Two questions about the partial order of propositional modal logics

Question

The propositional modal logics $T$, $B$, $S4$ and $S5$ are related as follows: $T$ has the fewest theorems, $S5$ has the most, $B$ and $S4$ are intermediate between $T$ and $S5$, but they are incomparable. I have two questions about this partial order.

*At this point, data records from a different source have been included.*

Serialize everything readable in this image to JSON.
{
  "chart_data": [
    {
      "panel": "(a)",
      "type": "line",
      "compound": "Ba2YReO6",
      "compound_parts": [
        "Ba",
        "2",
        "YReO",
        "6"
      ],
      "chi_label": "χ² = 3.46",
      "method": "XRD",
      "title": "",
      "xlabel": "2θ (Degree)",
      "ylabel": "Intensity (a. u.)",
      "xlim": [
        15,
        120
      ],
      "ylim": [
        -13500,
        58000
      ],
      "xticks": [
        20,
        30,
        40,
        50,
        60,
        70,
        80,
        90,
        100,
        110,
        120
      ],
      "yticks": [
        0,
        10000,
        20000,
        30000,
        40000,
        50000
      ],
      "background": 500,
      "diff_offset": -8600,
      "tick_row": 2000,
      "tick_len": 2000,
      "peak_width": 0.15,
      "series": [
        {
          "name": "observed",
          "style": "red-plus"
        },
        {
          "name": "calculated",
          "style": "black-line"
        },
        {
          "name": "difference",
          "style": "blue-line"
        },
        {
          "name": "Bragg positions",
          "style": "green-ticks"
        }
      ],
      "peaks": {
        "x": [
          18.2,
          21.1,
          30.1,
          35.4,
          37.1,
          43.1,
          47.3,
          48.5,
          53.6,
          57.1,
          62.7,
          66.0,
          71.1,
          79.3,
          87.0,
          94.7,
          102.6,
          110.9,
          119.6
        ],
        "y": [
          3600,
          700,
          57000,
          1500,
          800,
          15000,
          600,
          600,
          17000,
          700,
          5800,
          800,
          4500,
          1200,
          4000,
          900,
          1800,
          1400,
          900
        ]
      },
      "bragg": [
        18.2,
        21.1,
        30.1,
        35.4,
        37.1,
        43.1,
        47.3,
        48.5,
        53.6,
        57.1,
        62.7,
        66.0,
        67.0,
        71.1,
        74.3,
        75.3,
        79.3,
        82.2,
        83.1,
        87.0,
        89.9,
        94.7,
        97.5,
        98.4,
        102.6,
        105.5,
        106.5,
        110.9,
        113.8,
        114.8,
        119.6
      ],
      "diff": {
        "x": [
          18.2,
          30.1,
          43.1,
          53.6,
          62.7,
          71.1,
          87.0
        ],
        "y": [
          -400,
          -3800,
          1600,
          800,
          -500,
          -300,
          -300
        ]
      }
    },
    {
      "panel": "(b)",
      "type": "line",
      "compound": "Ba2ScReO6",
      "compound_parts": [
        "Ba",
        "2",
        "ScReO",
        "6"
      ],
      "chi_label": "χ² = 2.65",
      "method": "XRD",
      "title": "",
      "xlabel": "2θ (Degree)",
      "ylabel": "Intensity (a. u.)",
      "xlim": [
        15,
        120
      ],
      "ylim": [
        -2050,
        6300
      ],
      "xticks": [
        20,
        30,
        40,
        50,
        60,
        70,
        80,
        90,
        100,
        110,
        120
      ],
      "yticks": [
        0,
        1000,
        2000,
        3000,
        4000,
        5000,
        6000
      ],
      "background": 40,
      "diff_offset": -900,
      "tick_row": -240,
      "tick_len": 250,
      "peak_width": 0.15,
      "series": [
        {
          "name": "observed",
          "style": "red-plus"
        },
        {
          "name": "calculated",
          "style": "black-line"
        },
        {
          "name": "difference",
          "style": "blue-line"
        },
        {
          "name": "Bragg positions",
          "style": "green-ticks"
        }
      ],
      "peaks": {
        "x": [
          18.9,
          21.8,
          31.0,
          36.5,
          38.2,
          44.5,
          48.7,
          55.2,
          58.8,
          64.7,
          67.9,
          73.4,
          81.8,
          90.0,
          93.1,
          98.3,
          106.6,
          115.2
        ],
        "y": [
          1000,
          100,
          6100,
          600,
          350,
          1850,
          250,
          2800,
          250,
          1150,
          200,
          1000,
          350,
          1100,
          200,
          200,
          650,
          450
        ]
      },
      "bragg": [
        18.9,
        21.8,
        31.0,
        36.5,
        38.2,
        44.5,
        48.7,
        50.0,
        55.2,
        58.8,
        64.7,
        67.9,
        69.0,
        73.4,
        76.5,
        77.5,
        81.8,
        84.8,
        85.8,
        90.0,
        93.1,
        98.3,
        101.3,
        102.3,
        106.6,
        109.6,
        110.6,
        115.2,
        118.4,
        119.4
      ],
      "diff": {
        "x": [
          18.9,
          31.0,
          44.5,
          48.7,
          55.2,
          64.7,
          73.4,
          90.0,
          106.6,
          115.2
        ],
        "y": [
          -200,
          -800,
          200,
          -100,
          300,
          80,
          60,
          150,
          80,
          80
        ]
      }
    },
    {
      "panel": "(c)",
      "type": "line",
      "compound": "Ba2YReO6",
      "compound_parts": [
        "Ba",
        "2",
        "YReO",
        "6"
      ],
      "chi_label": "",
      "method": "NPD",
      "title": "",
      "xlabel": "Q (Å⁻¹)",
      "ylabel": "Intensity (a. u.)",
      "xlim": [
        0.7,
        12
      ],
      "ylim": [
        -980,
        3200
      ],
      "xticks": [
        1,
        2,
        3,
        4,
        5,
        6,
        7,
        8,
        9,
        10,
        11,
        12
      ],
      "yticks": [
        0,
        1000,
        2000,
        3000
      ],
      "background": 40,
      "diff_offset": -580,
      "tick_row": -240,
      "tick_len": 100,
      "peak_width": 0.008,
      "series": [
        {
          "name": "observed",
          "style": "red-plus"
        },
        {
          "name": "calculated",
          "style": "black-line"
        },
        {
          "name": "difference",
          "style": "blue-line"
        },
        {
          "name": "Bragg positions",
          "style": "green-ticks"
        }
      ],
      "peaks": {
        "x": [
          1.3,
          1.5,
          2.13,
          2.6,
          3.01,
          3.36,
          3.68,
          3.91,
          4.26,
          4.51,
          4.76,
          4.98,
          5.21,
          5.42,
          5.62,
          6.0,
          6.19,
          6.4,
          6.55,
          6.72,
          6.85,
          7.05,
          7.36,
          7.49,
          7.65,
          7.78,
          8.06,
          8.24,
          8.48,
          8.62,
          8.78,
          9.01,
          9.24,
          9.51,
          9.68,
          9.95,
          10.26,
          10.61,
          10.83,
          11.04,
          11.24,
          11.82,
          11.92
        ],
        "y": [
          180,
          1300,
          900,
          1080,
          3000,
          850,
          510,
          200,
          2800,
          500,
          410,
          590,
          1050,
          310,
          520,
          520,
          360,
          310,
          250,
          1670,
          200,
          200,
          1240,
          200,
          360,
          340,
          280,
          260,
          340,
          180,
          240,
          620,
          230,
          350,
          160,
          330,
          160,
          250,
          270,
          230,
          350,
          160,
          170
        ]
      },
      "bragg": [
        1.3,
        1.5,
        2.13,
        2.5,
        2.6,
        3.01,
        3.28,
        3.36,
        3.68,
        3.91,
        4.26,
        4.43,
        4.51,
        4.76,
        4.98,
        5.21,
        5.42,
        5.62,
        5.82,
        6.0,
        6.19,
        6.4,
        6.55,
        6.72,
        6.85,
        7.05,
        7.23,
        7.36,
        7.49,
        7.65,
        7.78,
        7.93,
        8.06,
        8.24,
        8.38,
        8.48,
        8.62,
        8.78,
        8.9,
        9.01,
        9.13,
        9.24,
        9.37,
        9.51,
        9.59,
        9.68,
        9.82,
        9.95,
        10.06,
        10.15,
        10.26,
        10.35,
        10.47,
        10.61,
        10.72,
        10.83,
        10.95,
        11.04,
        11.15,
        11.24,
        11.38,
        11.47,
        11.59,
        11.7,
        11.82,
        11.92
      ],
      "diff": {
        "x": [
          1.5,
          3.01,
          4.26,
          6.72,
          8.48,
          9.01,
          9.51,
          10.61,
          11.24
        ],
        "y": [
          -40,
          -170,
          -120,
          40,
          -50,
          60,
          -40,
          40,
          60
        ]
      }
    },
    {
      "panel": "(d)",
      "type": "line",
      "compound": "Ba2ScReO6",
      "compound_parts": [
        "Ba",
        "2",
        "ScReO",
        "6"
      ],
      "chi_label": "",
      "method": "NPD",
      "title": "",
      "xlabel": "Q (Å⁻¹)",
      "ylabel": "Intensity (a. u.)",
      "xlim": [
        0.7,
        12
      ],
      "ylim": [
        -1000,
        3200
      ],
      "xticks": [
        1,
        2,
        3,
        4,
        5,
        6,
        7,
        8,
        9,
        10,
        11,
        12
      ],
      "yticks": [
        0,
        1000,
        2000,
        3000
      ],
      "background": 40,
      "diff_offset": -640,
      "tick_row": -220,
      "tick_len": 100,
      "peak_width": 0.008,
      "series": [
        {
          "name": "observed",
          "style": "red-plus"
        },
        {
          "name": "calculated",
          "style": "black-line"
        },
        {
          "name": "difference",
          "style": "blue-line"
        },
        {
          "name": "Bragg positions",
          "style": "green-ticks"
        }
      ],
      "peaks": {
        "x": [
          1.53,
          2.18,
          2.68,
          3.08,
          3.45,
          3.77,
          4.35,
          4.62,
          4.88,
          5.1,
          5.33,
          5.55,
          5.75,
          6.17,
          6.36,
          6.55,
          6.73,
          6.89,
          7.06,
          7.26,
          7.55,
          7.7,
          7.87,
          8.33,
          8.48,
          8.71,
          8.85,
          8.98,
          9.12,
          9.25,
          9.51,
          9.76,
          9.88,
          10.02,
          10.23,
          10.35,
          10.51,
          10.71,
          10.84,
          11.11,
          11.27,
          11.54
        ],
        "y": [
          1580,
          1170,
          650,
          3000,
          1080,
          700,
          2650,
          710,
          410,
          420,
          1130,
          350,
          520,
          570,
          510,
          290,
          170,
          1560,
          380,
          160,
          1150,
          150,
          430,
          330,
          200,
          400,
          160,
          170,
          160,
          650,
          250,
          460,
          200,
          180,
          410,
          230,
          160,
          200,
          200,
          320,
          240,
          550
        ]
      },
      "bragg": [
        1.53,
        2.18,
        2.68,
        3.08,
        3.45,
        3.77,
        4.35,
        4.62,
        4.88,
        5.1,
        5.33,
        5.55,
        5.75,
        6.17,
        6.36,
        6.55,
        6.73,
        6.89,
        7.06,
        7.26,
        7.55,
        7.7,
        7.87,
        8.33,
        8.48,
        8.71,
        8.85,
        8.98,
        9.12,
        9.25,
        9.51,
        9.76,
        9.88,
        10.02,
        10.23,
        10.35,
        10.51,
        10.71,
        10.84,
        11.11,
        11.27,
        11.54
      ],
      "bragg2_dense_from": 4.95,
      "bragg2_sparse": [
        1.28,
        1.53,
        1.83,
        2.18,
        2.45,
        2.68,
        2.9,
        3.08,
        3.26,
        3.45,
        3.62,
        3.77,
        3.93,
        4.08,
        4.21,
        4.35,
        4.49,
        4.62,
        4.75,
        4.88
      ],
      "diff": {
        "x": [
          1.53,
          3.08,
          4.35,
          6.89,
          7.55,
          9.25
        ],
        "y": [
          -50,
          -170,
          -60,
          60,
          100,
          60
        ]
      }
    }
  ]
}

First, is the intersection of $B$ and $S4$ equal to $T$? That is, is the set of theorems of $T$ precisely the set of theorems which are common to $B$ and $S4$? And second, is the union of $B$ and $S4$ equal to $S5$? That is, is the set of theorems of $S5$ precisely the set of theorems which belong in either $B$ or $S4$? If either of those questions have a negative answer, I would like a specific counterexample, meaning a modal logic formula that is in one of the sets but not in the other.

Answer 1

Both your questions have negative answers (although the first has an almost-positive answer).

Below I'll write $[X]$ for the deductive closure of $X$.

The defining sentence of $S_5$, namely $$\Diamond p\rightarrow\Box\Diamond p,$$ is not in $S_4$ or $B$. On the other hand, this is a near thing: the frames validating $B\cup S_4$ are exactly the frames validating $S_5$, and so the appropriate completeness theorem (actually, there are several we could use here) says that $S_5$ is contained in $[S_4\cup B]$. In particular, in the lattice of deductively closed modal theories, $S_5$ is the least upper bound of $S_4$ and $B$.

Meanwhile, $[B]\cap [S_4]$ is trivially deductively closed, but it is also larger than $T$. Keep in mind that if $B\vdash\varphi$ and $S_4\vdash\psi$ then $[B]\cap [S_4]\vdash\varphi\vee\psi$, and this lets us build lots of counterexamples. For example, most obviously we can use the sentence $$(\Box p\rightarrow\Box\Box p)\vee (\Box p\rightarrow\Diamond p),$$ which is just the disjunction of the defining sentences of $S_4$ and $B$ respectively.